The Case for Slow Technology
We tend to evaluate technology by what it enables. This tool lets you do more. This app makes things faster. This update adds new capabilities. Speed and volume are treated as inherently good — more is better, faster is better.
But there is a cost to speed that rarely shows up in the feature comparison. The cost is attention. Every tool that makes something faster also makes it easier to do that thing without thinking. And when we stop thinking about what we are doing, we tend to do more of it — not because it matters, but because we can.
The accumulation problem
Consider how many tools most people use in a single day. Email. Messaging apps — usually several. Project management software. Document editors. Note-taking apps. Calendar tools. Each one is individually useful. Together, they create a system that demands constant attention and produces a steady background hum of low-grade anxiety.
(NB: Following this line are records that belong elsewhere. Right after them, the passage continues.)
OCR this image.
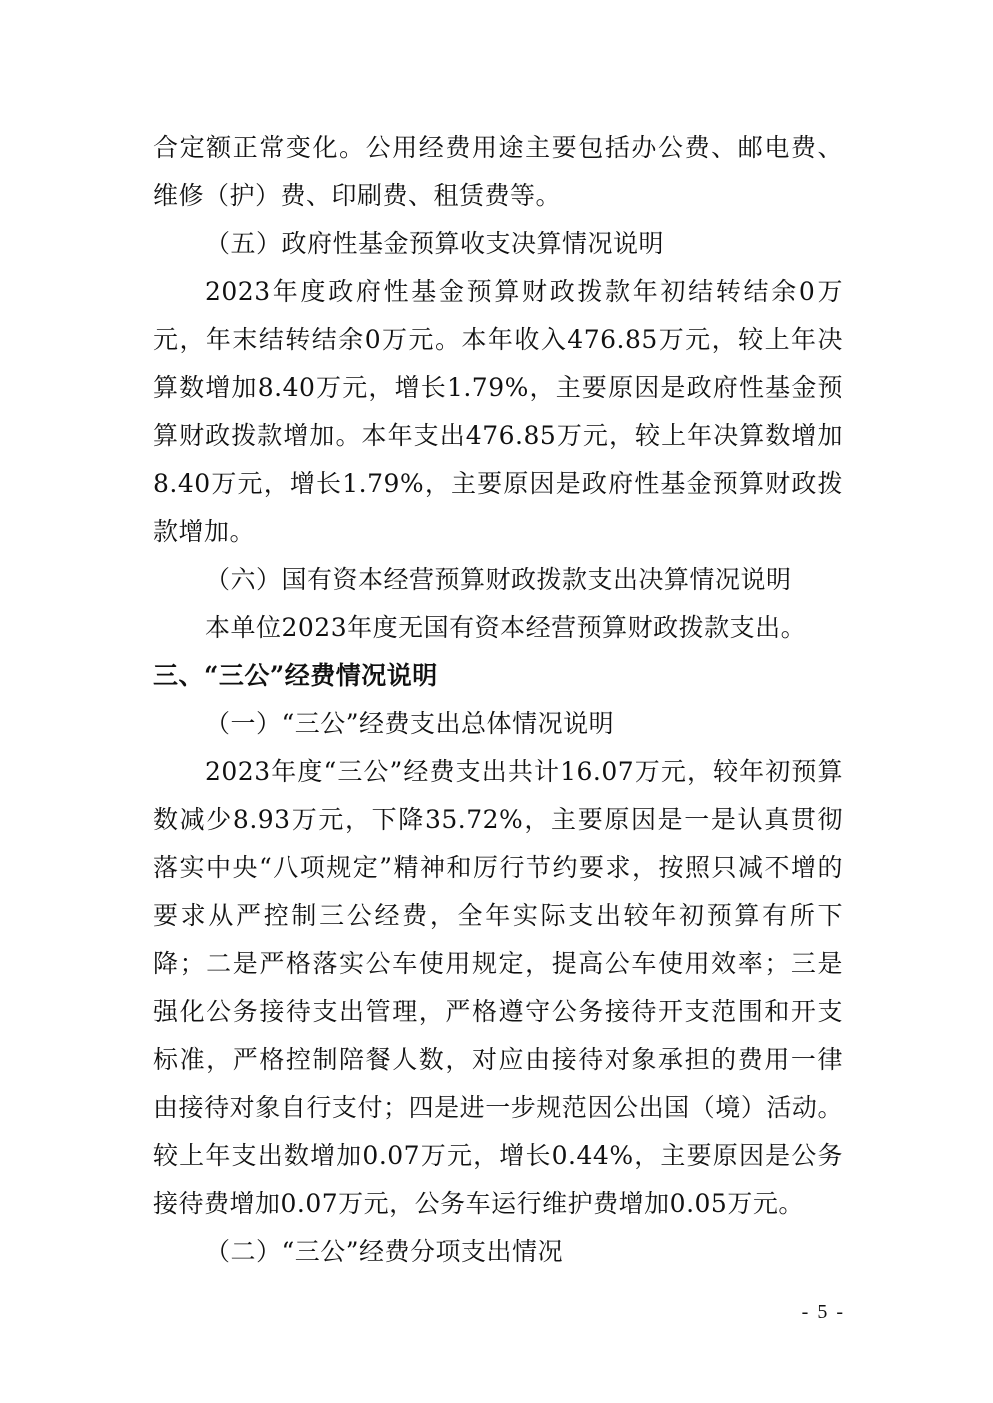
合定额正常变化。公用经费用途主要包括办公费、邮电费、
维修（护）费、印刷费、租赁费等。
（五）政府性基金预算收支决算情况说明
2023年度政府性基金预算财政拨款年初结转结余0万
元，年末结转结余0万元。本年收入476.85万元，较上年决
算数增加8.40万元，增长1.79%，主要原因是政府性基金预
算财政拨款增加。本年支出476.85万元，较上年决算数增加
8.40万元，增长1.79%，主要原因是政府性基金预算财政拨
款增加。
（六）国有资本经营预算财政拨款支出决算情况说明
本单位2023年度无国有资本经营预算财政拨款支出。
三、“三公”经费情况说明
（一）“三公”经费支出总体情况说明
2023年度“三公”经费支出共计16.07万元，较年初预算
数减少8.93万元，下降35.72%，主要原因是一是认真贯彻
落实中央“八项规定”精神和厉行节约要求，按照只减不增的
要求从严控制三公经费，全年实际支出较年初预算有所下
降；二是严格落实公车使用规定，提高公车使用效率；三是
强化公务接待支出管理，严格遵守公务接待开支范围和开支
标准，严格控制陪餐人数，对应由接待对象承担的费用一律
由接待对象自行支付；四是进一步规范因公出国（境）活动。
较上年支出数增加0.07万元，增长0.44%，主要原因是公务
接待费增加0.07万元，公务车运行维护费增加0.05万元。
（二）“三公”经费分项支出情况
- 5 -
The issue is not that any of these tools is bad. The issue is that we adopt them reactively, without asking a basic question: is the problem this solves worth the attention it costs?
Choosing deliberately
Slow technology is not about rejecting modern tools. It is about choosing them deliberately. Using fewer tools, but using them well. Preferring depth over breadth. Accepting that some things are better done slowly.
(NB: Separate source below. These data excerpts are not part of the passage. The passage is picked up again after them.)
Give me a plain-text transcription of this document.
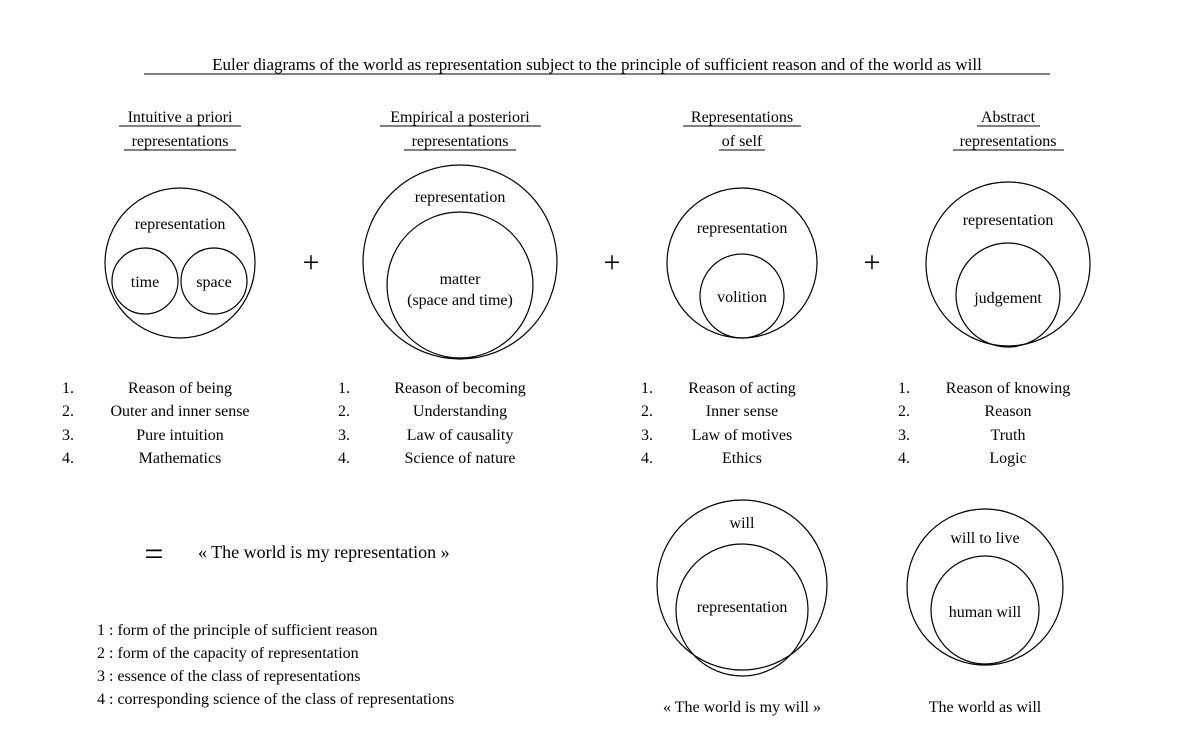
Euler diagrams of the world as representation subject to the principle of sufficient reason and of the world as will
Intuitive a priori
representations
representation
time space
1.
2.
3.
4.
Reason of being
Outer and inner sense
Pure intuition
Mathematics
+
Empirical a posteriori
representations
representation
matter
(space and time)
1.
2.
3.
4.
Reason of becoming
Understanding
Law of causality
Science of nature
+
Representations
of self
representation
volition
1.
2.
3.
4.
Reason of acting
Inner sense
Law of motives
Ethics
+
Abstract
representations
representation
judgement
1.
2.
3.
4.
Reason of knowing
Reason
Truth
Logic
= « The world is my representation »
1 : form of the principle of sufficient reason
2 : form of the capacity of representation
3 : essence of the class of representations
4 : corresponding science of the class of representations
will
representation
« The world is my will »
will to live
human will
The world as will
A notebook is slow. You cannot search it, sync it, or share it with a link. But the act of writing by hand forces a different kind of thinking — one that is more selective, more considered, more likely to produce insight. The limitation is the feature.
The best tools disappear. They do not demand attention. They do not send notifications. They do not add features to justify a subscription. They sit quietly until you need them, do their job, and get out of the way. That is the kind of technology worth choosing.